I’m online all the time. Whether it’s working, social networking, discovering music, reading blogs or watching double rainbows. Good to know; there’s no Wi-Fi on Antarctica. Good to know too; it’s perfect. Because any form of Internet did not distract me I was enjoying the pure beauty of Antarctica to the max. It’s the perfect place for a social (media) detox.

The Backpacker Intern on Antarctica Mountaintop


7) Antarctic Wedding of an Awesome Couple

Last but not least there was a famous wedding during our trip. A wedding! On Antarctica!
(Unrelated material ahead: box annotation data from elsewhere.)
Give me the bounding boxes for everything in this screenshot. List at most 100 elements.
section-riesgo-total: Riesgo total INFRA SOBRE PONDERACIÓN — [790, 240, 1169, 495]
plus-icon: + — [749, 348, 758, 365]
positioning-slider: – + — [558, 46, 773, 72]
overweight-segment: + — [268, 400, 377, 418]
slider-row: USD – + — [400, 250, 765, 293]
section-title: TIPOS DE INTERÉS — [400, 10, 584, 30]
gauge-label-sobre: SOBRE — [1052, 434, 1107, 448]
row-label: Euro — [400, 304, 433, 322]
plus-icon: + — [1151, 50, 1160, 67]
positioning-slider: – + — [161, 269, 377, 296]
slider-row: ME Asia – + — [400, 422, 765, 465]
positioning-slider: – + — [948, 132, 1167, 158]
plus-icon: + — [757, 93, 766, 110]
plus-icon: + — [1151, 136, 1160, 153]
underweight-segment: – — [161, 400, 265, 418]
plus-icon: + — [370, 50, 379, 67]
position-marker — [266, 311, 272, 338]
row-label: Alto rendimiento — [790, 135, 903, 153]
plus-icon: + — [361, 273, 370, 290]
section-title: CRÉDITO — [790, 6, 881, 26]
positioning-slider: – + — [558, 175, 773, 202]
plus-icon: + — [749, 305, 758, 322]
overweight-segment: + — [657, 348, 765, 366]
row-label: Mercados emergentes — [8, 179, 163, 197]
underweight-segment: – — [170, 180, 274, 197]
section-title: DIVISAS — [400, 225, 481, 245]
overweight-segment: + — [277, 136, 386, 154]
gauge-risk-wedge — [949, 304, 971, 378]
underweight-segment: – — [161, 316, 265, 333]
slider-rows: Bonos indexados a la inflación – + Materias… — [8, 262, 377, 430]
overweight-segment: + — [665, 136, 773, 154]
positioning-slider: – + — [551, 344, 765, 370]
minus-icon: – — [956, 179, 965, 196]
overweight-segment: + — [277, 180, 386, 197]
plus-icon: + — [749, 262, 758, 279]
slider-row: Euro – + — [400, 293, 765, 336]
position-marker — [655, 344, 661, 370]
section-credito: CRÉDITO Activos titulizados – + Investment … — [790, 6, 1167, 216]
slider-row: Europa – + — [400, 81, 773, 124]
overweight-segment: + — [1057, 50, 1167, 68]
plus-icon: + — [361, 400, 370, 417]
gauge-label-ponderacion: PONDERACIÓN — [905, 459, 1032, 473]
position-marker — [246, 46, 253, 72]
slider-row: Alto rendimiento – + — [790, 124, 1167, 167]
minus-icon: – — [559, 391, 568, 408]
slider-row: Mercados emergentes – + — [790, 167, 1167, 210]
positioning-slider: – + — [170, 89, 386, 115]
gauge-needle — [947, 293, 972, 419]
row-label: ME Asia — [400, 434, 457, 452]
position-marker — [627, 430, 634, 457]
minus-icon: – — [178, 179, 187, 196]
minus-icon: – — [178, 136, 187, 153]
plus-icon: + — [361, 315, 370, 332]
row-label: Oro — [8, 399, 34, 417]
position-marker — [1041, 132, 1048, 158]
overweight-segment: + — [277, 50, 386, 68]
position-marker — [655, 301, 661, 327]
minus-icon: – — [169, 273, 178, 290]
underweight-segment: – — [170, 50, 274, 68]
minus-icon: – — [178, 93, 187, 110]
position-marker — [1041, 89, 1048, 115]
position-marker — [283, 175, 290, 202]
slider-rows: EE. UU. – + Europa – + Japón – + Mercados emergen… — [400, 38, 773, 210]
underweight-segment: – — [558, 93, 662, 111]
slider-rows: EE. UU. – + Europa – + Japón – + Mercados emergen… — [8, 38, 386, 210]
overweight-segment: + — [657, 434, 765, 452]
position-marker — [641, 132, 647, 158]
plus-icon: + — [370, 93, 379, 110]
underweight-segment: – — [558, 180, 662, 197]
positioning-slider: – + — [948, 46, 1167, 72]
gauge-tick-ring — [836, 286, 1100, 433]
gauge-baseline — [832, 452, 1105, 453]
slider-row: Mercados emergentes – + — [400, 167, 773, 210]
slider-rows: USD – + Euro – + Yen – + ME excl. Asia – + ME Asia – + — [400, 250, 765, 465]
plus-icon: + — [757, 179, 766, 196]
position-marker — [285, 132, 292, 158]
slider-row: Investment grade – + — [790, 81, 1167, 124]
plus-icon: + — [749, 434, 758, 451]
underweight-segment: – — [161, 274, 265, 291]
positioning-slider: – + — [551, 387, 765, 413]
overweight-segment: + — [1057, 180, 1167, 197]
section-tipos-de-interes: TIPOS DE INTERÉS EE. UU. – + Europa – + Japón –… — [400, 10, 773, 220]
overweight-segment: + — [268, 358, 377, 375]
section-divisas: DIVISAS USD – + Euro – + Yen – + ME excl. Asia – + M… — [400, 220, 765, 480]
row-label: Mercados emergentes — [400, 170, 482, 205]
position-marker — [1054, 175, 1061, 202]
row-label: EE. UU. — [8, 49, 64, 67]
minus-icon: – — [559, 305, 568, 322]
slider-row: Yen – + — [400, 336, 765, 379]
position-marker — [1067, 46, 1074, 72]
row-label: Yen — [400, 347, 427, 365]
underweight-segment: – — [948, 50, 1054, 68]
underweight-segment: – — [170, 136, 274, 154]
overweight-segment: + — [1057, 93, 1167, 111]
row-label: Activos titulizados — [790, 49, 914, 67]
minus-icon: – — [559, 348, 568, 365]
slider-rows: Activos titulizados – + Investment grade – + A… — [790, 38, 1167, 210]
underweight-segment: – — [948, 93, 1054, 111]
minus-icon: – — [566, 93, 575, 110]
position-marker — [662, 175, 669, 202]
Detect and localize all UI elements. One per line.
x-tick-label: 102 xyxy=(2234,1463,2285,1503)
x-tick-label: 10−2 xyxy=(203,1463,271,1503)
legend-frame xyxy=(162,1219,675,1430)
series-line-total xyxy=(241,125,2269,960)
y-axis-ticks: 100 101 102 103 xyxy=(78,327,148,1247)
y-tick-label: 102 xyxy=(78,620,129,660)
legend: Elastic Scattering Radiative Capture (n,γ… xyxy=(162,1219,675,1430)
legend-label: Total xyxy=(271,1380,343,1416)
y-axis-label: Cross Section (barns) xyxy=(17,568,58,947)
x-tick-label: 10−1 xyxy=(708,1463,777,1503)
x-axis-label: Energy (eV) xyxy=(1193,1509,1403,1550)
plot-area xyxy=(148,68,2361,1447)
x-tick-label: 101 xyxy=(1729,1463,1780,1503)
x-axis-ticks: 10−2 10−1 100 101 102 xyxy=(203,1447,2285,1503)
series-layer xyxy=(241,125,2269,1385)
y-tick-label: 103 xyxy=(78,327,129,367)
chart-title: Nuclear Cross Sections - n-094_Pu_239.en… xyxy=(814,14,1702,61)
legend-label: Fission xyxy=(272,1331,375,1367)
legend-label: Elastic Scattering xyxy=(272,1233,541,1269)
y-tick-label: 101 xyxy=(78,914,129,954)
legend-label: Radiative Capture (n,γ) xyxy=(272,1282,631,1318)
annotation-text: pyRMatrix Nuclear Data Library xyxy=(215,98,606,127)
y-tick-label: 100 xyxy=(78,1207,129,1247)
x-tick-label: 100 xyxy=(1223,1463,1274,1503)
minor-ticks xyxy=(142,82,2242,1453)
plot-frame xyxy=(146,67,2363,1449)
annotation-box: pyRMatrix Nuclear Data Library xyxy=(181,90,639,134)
Taiwanese-American host Janet Hsieh and Singapore-based actor-host George Young decided to get married on the 7th continent. They brought a group of friends from all over the world with them and Discovery Channel to film their adventures. It was so cool because Janet immediately made me part of their group and that made my whole trip so much more special. Thanks so much for that! I wish Janet & George all the luck in the world for the future. It was wonderful meeting you guys.

George and Janet Just Married photo

All of these highlights happened because I managed to get an internship at One Ocean Expeditions and got supported by Beluga Adventures. In exchange I’m publishing exciting content about this trip. More to come soon. Thanks again for making this happen both of you!


If you ever have the chance to visit Antarctica; do it. If not; create your chance. It is, by far, the most amazing trip and experience I’ve ever had in my life. If you want to book a trip to Antarctica like I did, check out One Ocean Expeditions. If you’re Dutch or from Belgium I recommend to talk with Beluga Adventures. I hope more people will have the opportunity to visit this amazing part of the world.

My final shout out goes to the One Ocean Expeditions crew and the rest of the awesome passengers on the Akademik Ioffe (you know who you are) thank you so much for making this trip extra extraordinary!

4 thoughts on “My 7 Highlights From The 7th Continent; Antarctica

  1. Kate

    All my life I’ve had a strong believe that I hated snow so eventualy I moved to Madagascar not to experience it ever again;) but now after reading your highlights man, I seriously wanna visit Antartica! Sounds truly amazing!